Benedetta Cosmi e il suo libro.


“Se la tengano gli altri una donna indifferente!” Benedetta Cosmi cita Propensio nel suo saggio “Non siamo figli controfigure. Docenti beat, studenti bit generation”, e di sicuro lei… una donna indifferente non è.
Oltre ad aver preso sempre parte attiva alle attività Universitaria ha dato veramente il meglio di sé nello scrivere ma anche e soprattutto nel promuovere il suo libro. Rivelando le proprie capacità e quelle apprese nel suo percorso di studi.
Più che riassumere il suo libro vorrei semplicemente far notare l’acume che può avere una ragazza formata in quella Facoltà tanto disprezzata e strapazzata da chi i media li conosce bene.
Oltre a descrivere le problematiche e le insofferenze che l’Università italiana può procurare a molti studenti perché la vorrebbero diversa, discorre sulla propria esperienza, fa quello che personalmente definisco “zapping espressivo” passando da Diego Velàsquez a commenti di studenti e interviste, testi e autori di esperienze di vita e al mondo virtuale.

Dal punto di vista stilistico sembra un quasi un flusso di coscienza un raccontare ad alta voce ciò che si pensa, di un mondo che si conosce abbastanza, uno stile non comune che può alle volte far perdere la trama narrativa ma allo stesso tempo induce ad essere un lettore attivo, il quale dopo aver letto un po’, ritorna su qualche frase, si sofferma,la sottolinea, la interpreta e la collega con la realtà oltre il libro.

Una “collega” Benedetta, così, come tanti altri studenti di Scienze della Comunicazione che ho avuto modo d’incontrare, con la capacità di… creare connessioni, di promuovere idee e mettere in moto quel senso critico che non guasta per migliorarsi e migliorare la realtà circostante. A tal proposito proprio nel suo libro scrive nero su bianco, ciò che per lei sarebbe una Università migliore, leggendo il saggio sembra quasi un campanellino che risuona e sveglia il paziente dall’ipnosi…in questo caso il paziente è proprio quell’Istituzione che descrive come “matura per un riscatto di orgoglio.”

Allo stesso tempo propone soluzioni e mette in primo piano il contributo che possono dare gli studenti che abitano le Facoltà.

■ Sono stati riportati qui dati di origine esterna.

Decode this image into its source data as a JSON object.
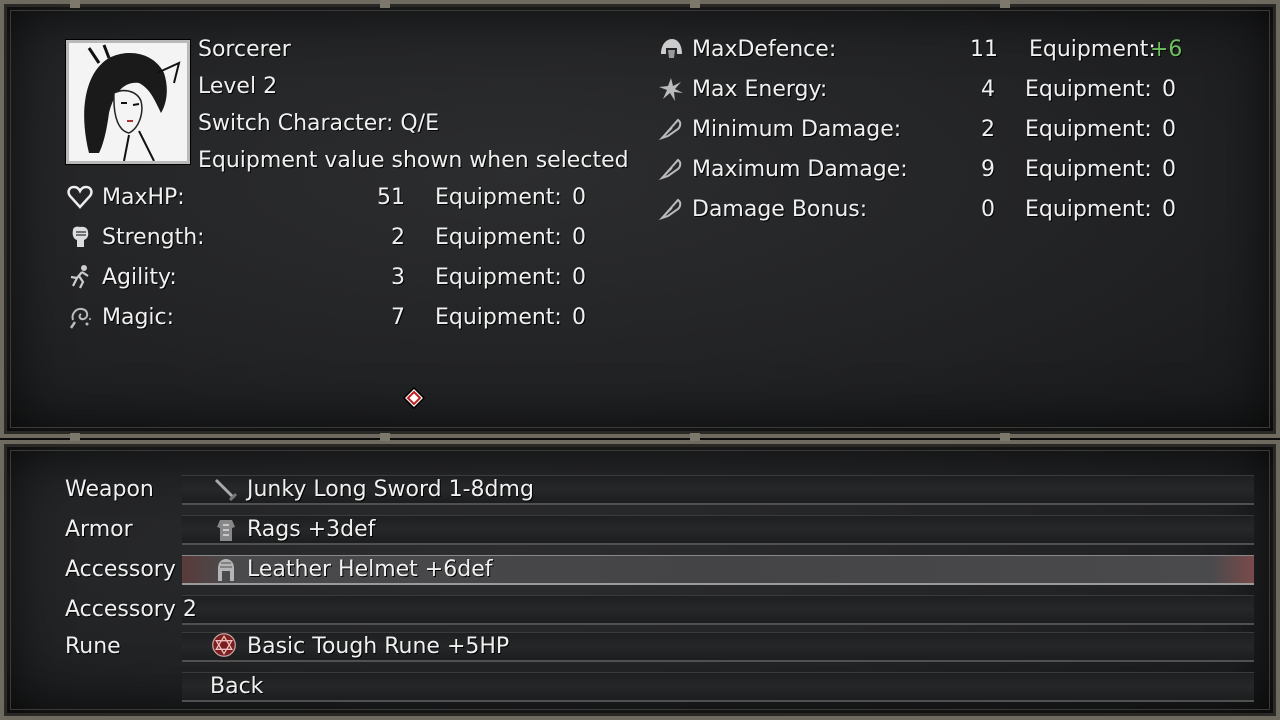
{
  "character": {
    "class_name": "Sorcerer",
    "level": "Level 2",
    "switch_hint": "Switch Character: Q/E",
    "equip_hint": "Equipment value shown when selected"
  },
  "left_stats": [
    {
      "label": "MaxHP:",
      "value": "51",
      "equip_label": "Equipment:",
      "equip_value": "0",
      "icon": "heart-icon"
    },
    {
      "label": "Strength:",
      "value": "2",
      "equip_label": "Equipment:",
      "equip_value": "0",
      "icon": "fist-icon"
    },
    {
      "label": "Agility:",
      "value": "3",
      "equip_label": "Equipment:",
      "equip_value": "0",
      "icon": "running-figure-icon"
    },
    {
      "label": "Magic:",
      "value": "7",
      "equip_label": "Equipment:",
      "equip_value": "0",
      "icon": "magic-swirl-icon"
    }
  ],
  "right_stats": [
    {
      "label": "MaxDefence:",
      "value": "11",
      "equip_label": "Equipment:",
      "equip_value": "+6",
      "icon": "helmet-icon"
    },
    {
      "label": "Max Energy:",
      "value": "4",
      "equip_label": "Equipment:",
      "equip_value": "0",
      "icon": "energy-burst-icon"
    },
    {
      "label": "Minimum Damage:",
      "value": "2",
      "equip_label": "Equipment:",
      "equip_value": "0",
      "icon": "feather-icon"
    },
    {
      "label": "Maximum Damage:",
      "value": "9",
      "equip_label": "Equipment:",
      "equip_value": "0",
      "icon": "feather-icon"
    },
    {
      "label": "Damage Bonus:",
      "value": "0",
      "equip_label": "Equipment:",
      "equip_value": "0",
      "icon": "feather-icon"
    }
  ],
  "slots": [
    {
      "label": "Weapon",
      "item": "Junky Long Sword 1-8dmg",
      "icon": "sword-icon",
      "selected": false
    },
    {
      "label": "Armor",
      "item": "Rags +3def",
      "icon": "rags-armor-icon",
      "selected": false
    },
    {
      "label": "Accessory",
      "item": "Leather Helmet +6def",
      "icon": "leather-helmet-icon",
      "selected": true
    },
    {
      "label": "Accessory 2",
      "item": "",
      "icon": "",
      "selected": false
    },
    {
      "label": "Rune",
      "item": "Basic Tough Rune +5HP",
      "icon": "red-rune-icon",
      "selected": false
    }
  ],
  "back_label": "Back",
  "colors": {
    "equip_bonus": "#6fbf5f",
    "selected_row": "#444446"
  }
}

Affidare loro ruoli e non mansioni, dare loro una chance dentro e fuori l’Università, perché come cita in una delle sue frasi: “è faticoso essere tra i primi ad avere una chance, ma essere tra gli ultimi senza averne avuta una non è più rassicurante.”

Concordo con Benetta sull’organizzare meglio le attività, la didattica e gli spazi della Facoltà ma aggiungo, sulla base della mia esperienza, che i saperi le nostre Università, che non sono affatto indietro rispetto alla realtà manageriale italiana e nello specifico Scienze della Comunicazione per certi versi rispetto allo studio delle strategie comunicative, è avanti anni luce ed è proprio questa “asincronia temporale”, questo tempo diverso che crea una inevitabile incomprensione, tale tempo d’incontro deve essere accorciato e non rassegnarsi all’idea che “Due rette parallele si incontrano solo all'infinito quando ormai non gliene frega più niente” (L.D).

Le Facoltà hanno un ruolo fondamentale nel farsi conoscere promuovendo se stesse e i propri studenti e farsi apprezzare nel contesto lavorativo. Ma non con gli attuali movimenti, che hanno lo scopo “di dare colore” (come la stessa Benedetta descrive in un intervista)…e azzardo ad aggiungere con dubbio risultato, ma con azioni concrete all’interno delle Facoltà puntando sull’efficacia e l’efficienza.
Auguro un finale diverso a tutto questo fermento intorno alle Università rispetto a quello che Luciano De Crescenzo addita alla vita in generale: “La vita potrebbe essere divisa in tre fasi: Rivoluzione, Riflessione e Televisione, Si comincia con il voler cambiare il mondo e si finisce col cambiare i canali.”